La chambre funéraire était immense

; une lampe torche éclairait à peine les peintures murales. Les alentours étaient jonchés de coffrets en bois incrustés d’or, utilisés comme offrandes funéraires. Le sol était en briques d’argile jaune cuite, témoignant d’un grand raffinement. Au centre de la chambre se trouvait une autre fosse où reposait le cercueil. De là, nous ne pouvions apercevoir que la partie supérieure du cercueil.

Le jeune maître voulait vraiment voir les boîtes contenant les objets funéraires, mais le temps pressait, alors nous sommes allés directement au cercueil et avons sauté dans la tombe.

Le cercueil était en pierre et construit en forme de palais, avec la Porte du Ciel Sud sculptée en relief à l'avant et à l'arrière, symbolisant le libre retour de l'âme au ciel. Les quatre angles du couvercle étaient ornés de volutes. Lorsque le jeune maître et moi avons tenté de le soulever, nous avons constaté que c'était peine perdue. Peut-être avait-on modifié l'intérieur du couvercle. Collé au cercueil, il restait obstinément immobile.

Les objets en pierre sont les plus difficiles à ouvrir

; nous avons sorti le pied-de-biche, mais nous n’avons même pas trouvé d’ouverture. Finalement, Wang Ruonan, du regard perçant, a baissé les yeux et a dit

: «

Ne perdez plus votre temps. Ce cercueil est à l’envers

; le couvercle est plus épais que le corps. Utilisons le marteau.

»

J'ai baissé les yeux et, effectivement, l'ouverture du couvercle du cercueil se trouvait en bas. Comme une petite partie du cercueil était dans la fosse, même en y introduisant un tuyau, personne ne pourrait exercer la moindre force.
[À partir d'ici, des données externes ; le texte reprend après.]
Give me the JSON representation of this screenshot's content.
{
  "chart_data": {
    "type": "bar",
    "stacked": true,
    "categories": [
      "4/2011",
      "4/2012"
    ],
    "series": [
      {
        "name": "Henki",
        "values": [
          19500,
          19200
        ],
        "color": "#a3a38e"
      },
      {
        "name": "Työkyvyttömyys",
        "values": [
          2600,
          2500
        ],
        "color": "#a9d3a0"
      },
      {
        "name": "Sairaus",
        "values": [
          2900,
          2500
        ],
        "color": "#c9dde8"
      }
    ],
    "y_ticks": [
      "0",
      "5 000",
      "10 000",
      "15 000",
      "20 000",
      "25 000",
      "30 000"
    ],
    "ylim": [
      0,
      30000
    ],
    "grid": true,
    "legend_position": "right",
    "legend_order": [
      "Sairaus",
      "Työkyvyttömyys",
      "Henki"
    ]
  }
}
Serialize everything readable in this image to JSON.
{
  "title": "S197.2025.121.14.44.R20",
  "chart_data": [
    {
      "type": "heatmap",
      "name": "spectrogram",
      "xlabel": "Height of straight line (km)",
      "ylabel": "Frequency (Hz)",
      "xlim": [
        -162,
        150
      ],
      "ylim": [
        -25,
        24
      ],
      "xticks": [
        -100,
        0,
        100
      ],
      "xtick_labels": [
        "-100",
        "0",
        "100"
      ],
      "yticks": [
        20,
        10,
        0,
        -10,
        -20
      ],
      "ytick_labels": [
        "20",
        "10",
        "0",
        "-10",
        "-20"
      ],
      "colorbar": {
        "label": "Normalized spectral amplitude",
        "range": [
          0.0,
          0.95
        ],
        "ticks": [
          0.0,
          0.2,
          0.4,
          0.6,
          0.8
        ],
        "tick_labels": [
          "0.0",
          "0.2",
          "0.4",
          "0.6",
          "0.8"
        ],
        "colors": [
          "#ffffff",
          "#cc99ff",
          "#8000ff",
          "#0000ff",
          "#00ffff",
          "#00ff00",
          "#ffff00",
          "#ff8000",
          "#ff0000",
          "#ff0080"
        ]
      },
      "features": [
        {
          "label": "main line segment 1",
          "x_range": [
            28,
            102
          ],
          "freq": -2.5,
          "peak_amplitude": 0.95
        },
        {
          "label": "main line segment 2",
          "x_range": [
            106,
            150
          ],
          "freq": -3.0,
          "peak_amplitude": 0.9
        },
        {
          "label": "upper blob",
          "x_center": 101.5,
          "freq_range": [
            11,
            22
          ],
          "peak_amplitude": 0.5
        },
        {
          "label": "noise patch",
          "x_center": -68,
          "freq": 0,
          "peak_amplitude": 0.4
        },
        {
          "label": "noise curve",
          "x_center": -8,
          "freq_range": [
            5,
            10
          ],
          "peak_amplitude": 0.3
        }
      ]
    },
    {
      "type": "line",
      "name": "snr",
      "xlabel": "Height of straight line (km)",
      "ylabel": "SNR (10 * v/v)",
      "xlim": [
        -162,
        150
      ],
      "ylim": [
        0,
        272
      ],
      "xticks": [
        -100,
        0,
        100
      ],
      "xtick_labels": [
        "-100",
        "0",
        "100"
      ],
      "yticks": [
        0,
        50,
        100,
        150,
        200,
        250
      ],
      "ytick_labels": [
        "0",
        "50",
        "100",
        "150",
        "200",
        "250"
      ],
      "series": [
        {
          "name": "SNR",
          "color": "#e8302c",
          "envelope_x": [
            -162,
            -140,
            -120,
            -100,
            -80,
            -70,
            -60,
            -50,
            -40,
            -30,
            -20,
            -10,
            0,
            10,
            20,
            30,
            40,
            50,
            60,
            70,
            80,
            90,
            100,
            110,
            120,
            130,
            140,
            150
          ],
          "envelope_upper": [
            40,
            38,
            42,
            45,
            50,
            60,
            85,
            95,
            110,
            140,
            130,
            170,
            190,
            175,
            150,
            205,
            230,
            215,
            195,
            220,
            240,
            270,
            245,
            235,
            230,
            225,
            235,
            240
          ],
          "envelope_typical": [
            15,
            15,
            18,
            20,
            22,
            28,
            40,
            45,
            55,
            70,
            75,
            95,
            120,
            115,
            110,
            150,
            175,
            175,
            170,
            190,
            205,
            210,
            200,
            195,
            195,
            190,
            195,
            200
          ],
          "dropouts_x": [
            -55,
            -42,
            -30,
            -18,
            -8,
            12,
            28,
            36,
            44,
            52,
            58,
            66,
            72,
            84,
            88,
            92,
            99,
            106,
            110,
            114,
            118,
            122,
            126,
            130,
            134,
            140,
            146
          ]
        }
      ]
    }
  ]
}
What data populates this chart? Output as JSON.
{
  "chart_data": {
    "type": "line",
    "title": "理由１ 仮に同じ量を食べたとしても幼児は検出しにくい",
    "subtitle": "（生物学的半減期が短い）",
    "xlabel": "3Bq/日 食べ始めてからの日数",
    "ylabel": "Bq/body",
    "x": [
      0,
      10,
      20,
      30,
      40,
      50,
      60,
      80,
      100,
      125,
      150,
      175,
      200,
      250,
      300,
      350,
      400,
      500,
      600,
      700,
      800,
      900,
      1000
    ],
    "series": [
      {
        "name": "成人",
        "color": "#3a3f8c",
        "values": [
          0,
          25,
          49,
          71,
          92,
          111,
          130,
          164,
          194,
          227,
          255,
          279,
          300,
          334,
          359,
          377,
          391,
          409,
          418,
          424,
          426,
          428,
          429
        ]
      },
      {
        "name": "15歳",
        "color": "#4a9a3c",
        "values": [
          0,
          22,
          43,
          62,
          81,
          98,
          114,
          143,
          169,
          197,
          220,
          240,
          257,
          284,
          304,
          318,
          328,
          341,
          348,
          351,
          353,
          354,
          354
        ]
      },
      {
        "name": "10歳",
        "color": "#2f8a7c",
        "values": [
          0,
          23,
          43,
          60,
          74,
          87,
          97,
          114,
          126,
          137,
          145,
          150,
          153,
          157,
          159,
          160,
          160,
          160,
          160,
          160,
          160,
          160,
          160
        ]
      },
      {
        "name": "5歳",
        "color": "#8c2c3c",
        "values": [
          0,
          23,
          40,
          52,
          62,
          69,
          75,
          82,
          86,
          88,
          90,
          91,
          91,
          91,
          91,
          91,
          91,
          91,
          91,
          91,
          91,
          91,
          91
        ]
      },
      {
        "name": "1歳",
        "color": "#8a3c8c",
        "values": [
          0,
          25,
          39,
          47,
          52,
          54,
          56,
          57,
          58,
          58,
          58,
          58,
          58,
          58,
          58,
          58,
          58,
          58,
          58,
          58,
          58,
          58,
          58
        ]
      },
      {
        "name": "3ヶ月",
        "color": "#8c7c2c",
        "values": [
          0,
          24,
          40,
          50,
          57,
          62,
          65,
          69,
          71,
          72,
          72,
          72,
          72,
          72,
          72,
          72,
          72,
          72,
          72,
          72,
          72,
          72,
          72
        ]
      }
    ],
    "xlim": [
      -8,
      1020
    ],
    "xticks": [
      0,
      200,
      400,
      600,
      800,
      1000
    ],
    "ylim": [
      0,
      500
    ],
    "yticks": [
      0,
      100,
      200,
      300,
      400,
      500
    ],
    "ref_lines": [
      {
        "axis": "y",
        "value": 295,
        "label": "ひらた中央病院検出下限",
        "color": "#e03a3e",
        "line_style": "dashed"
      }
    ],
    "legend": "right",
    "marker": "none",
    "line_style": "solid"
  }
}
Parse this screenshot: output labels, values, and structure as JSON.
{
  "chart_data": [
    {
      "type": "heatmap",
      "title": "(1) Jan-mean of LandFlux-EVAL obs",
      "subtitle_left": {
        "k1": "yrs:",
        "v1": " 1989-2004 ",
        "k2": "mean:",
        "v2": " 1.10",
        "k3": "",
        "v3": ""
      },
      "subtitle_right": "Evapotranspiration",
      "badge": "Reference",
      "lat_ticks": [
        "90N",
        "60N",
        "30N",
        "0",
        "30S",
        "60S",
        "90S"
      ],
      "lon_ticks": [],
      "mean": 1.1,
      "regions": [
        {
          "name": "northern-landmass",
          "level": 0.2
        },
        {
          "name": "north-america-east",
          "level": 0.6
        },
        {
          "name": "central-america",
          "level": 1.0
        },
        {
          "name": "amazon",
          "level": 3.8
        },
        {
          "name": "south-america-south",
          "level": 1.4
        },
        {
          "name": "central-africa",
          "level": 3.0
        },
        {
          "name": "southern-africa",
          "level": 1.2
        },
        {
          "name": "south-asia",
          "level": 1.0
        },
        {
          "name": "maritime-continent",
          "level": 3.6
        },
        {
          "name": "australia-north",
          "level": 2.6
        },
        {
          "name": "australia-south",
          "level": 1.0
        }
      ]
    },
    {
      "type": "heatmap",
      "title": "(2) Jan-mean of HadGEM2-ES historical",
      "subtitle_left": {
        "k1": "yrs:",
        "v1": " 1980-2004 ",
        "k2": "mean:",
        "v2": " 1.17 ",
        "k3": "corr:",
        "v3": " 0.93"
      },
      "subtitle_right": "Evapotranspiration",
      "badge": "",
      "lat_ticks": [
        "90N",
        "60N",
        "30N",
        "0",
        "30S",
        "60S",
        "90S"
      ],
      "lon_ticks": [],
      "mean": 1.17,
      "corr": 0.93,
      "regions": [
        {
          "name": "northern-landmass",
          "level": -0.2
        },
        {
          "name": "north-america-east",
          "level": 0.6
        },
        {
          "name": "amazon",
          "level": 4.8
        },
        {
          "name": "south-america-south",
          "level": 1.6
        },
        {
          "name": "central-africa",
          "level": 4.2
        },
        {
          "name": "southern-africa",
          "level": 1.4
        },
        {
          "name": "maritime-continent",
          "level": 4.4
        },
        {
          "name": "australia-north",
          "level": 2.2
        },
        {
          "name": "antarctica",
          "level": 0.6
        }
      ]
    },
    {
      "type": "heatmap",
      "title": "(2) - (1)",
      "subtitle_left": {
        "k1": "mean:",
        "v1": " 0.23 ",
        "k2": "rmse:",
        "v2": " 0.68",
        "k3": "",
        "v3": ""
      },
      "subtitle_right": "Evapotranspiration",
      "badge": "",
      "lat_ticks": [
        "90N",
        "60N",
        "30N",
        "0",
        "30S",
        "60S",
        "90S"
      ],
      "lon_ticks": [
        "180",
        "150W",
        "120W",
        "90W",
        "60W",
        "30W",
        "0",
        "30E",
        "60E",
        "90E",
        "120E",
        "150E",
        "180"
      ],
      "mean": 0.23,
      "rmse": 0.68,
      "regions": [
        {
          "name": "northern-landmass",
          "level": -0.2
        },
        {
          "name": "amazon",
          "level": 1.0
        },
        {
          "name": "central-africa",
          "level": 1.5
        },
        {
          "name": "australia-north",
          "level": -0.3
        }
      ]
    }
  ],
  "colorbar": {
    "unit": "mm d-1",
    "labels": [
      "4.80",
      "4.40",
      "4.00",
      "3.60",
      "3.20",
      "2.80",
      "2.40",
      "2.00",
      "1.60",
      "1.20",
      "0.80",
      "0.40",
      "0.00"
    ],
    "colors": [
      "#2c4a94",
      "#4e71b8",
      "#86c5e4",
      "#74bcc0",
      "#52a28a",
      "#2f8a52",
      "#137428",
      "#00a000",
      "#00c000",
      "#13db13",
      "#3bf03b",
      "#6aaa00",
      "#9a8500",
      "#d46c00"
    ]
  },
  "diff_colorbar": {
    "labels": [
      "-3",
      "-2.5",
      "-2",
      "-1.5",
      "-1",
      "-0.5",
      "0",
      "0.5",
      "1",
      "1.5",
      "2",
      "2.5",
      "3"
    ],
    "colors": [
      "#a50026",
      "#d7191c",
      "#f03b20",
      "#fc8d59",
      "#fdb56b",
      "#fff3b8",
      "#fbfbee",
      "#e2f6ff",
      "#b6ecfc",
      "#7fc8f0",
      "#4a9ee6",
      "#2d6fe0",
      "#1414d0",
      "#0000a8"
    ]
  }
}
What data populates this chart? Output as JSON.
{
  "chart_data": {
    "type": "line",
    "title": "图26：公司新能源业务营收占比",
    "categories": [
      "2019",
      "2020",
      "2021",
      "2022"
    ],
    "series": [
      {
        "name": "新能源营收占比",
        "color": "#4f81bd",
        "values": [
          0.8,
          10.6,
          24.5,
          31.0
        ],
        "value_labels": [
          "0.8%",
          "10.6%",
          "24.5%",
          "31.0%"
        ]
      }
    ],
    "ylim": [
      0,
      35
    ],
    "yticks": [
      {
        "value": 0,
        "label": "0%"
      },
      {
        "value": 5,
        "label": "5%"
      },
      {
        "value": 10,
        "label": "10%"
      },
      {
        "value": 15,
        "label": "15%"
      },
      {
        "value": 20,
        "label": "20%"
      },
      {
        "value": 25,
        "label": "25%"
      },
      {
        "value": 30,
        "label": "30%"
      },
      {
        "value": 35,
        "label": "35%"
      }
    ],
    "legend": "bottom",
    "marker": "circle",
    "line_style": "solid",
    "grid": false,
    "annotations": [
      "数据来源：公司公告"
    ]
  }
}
Je ne veux pas endommager le cercueil, car cela va à l'encontre des règles du Nanpaizi, mais le couvercle du cercueil pèse au moins une tonne, et deux personnes ne peuvent tout simplement pas le soulever.

Le jeune maître sortit un marteau et, se servant d'un pied-de-biche comme protection, commença à tout démolir. Le sarcophage de pierre était fait de pierre de Tianxin, provenant des Régions de l'Ouest, aussi dure que le fer, mais il avait un défaut majeur

: il était incassable. Une fois fissuré, il était très facile de le briser le long de la fissure.